How to Stop Enabling Your Grown-Up Child

From changing diapers to zipping zippers and wiping noses, there probably isn’t much that you haven’t done for your child. The role of “parent” has certainly changed throughout history, but caretaking and guiding a child from birth through adolescence and into adulthood is a fairly universal process that involves doing quite a bit for our kids. As older teens become college students and/or transition into independent lives, the role of parent can get delightfully simple (pay the tuition bills and brace yourself for the amount they eat when they visit) to infuriatingly difficult. If your child develops a drug or alcohol problem while away from home, the situation can get even more upsetting, challenging and confusing. Here are some guidelines and suggestions for dealing with your adult child if they’re developing a drug or alcohol problem.

What Is Enabling?

As a mom or dad, isn’t it your job to help your children? Shouldn’t you be on the front lines with them, facing any problem they face right alongside them? What if they developed any other disease—cancer, for instance? You’d swoop in and do as much as you possibly could to make sure that they could focus on healing. Why is addiction different? One of the key aspects of addiction that makes it different from many other chronic and debilitating diseases is that certain attitudes, thought patterns and behaviors are symptoms of addiction. Lying, denial and manipulative behavior are all common in individuals struggling with addictions. People with addictions are not immoral or bad people because they engage in these behaviors, but it is important for the people close to them to understand that these behaviors are part of the addiction. Enabling is helping too much, and many parents of young adults struggling with addictions fall into this trap. Enabling looks like being a good parent at first: helping with the rent money, use of your car, or perhaps giving your son or daughter rides to work or school. As an addiction progresses, things get worse. Maybe your son or daughter has gotten into trouble with the law—a DWI or a bar fight, perhaps shoplifting to sell stolen goods for cash to buy drugs, or maybe just a possession charge—and you do everything you can to reduce the impact on your child, from helping to hire a lawyer to bailing him or her out after an arrest. Enabling means you are stepping in between your child and the consequences of his or her actions. By doing so, you absorb some of the impact of his or her actions. And this is a problem. It might sound like exactly the right thing to do and it might feel necessary. You may feel shame or guilt if you even think about not helping your child. But the confounding thing about addiction is that if you get in the way of the addict or alcoholic experiencing the impact of his or her actions, you make things worse. You’re feeding the monster, so to speak, and the monster will grow.

So What Can You Do?

  • Be honest. Don’t make excuses for refusing to provide money or saying no to borrowing the car. Stick to your guns, be kind and speak the truth.
  • Know what you know. Don’t get confused by the smokescreen of lies, excuses, stories or manipulation. You don’t need to argue or convince your child, but don’t get blown off course by their disease process. Trust yourself and know what you know.
  • Don’t equate love with saying yes.
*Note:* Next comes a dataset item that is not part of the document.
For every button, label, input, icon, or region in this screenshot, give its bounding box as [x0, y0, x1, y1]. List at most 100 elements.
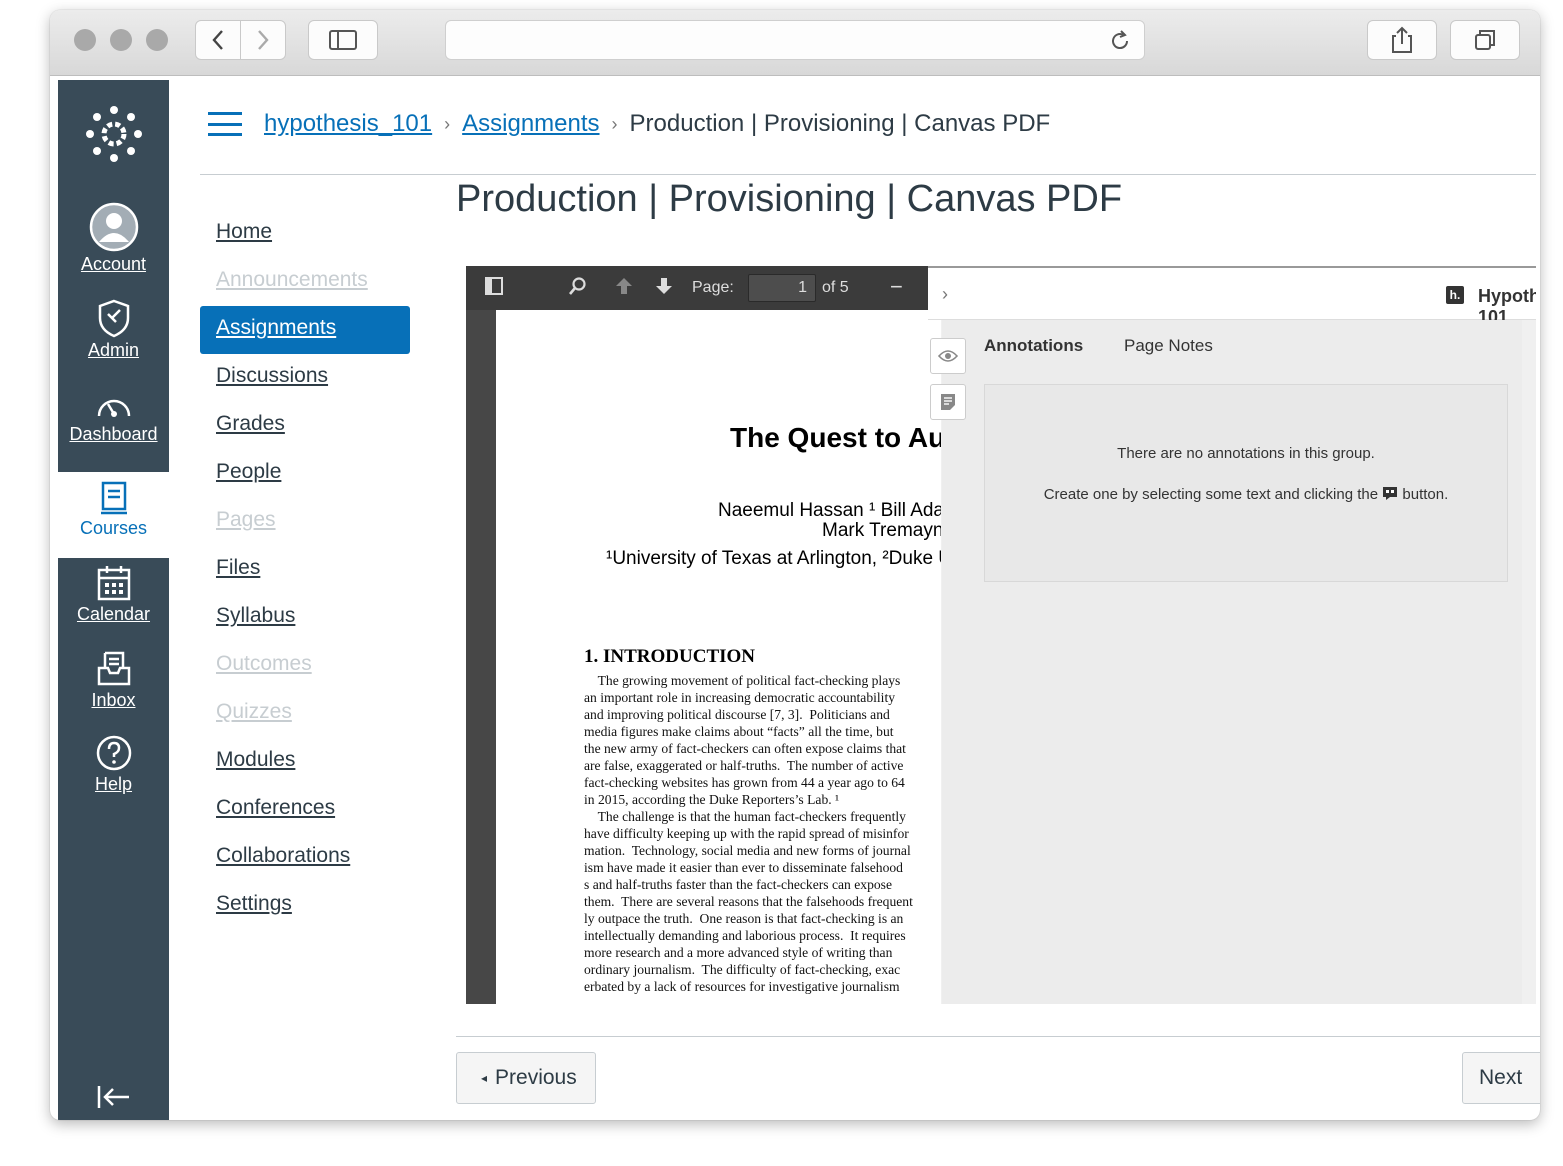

Your child will likely accuse you of not loving him or her, but stay true to what you know: that you love your child and you refuse to help him or her succumb to this disease.
  • Offer to help him or her connect with local self-help, 12-step, or treatment programs. Treatment works, and getting connected with a good program will help your child more than any money or other favor they might ask of you.
  • Be kind to yourself. You didn’t cause this problem and you can’t fix it. Let yourself off the hook and stay positive. Get help if you need it. And reach out to others who have walked in your shoes through self-help groups, treatment groups or the Internet.